Sunday, March 04, 2007

Are good ideas really a dime a dozen?

It is a common belief among professionals and entrepreneurs that good ideas are a dime a dozen and that it is your ability to "execute" on an idea that really matters. I've always gone along with this "belief", but deep down I've never believed it, not for a moment. That may have something to do with my lack of significant success as an entrepreneur, but it is nonetheless how I feel.

I feel (and passionately believe) that so many ventures are quite lacking in really good ideas. There are plenty of "okay" ideas that got tossed around and talked up as if they were great ideas, but the simple fact is that it is also a common belief that great execution of a mediocre idea trumps mediocre execution of a good idea.

That is one of the stumbling blocks that has prevented my from being a great entrepreneurial success. I've always looked for the better ideas and not been so great on the execution.

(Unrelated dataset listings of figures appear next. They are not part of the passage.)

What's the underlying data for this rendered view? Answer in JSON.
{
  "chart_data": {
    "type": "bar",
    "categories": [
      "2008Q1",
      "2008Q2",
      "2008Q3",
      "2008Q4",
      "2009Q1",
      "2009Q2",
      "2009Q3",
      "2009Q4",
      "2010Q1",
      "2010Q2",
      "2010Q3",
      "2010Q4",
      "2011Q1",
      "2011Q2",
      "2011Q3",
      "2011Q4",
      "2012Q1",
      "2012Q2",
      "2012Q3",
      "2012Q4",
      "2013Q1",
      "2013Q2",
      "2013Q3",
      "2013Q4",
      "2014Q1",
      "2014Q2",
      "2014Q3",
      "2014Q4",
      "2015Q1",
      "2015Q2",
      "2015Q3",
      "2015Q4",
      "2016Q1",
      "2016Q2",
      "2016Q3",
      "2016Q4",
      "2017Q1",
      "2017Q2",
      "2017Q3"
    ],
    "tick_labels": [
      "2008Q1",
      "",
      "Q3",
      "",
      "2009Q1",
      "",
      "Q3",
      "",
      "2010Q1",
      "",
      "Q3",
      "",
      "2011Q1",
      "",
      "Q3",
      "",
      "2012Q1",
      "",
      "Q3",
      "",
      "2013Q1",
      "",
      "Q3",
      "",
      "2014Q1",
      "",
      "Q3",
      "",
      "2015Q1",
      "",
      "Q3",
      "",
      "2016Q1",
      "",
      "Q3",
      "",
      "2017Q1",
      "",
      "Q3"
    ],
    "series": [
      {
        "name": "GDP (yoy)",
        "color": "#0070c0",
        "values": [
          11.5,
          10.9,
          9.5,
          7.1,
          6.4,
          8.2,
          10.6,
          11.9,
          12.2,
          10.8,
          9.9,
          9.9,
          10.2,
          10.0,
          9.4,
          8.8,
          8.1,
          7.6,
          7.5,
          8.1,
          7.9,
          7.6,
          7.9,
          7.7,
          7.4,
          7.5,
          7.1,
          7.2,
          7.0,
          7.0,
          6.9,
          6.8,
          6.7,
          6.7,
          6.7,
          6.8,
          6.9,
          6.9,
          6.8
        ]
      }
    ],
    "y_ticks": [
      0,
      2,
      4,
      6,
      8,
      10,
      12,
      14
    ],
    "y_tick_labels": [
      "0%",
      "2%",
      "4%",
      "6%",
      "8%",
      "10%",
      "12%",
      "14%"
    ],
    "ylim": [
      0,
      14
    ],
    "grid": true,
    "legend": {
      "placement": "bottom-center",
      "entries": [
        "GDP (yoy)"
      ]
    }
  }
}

At heart, I'm an idea guy, not an execution guy. If you want entrepreneurial success, you've got to flip those priorities around.

Even if I had managed to do that flip, I would simply have risked having an entrepreneurial success which I wasn't passionately into. In other words, even if I achieved entrepreneurial success and was financially set for life, what would I do? I'd quit and focus on identifying, elaborating, and refining ideas.

Maybe there is no money in pursuing ideas, but that is what interests me most. My belief is that many of the big social, economic, political, and technological problems of the world are simply due to lack of sufficiently great ideas.

To answer my question, good ideas are not a dime a dozen,but an entrepreneur should answer: so what... execution is all that matters anyway.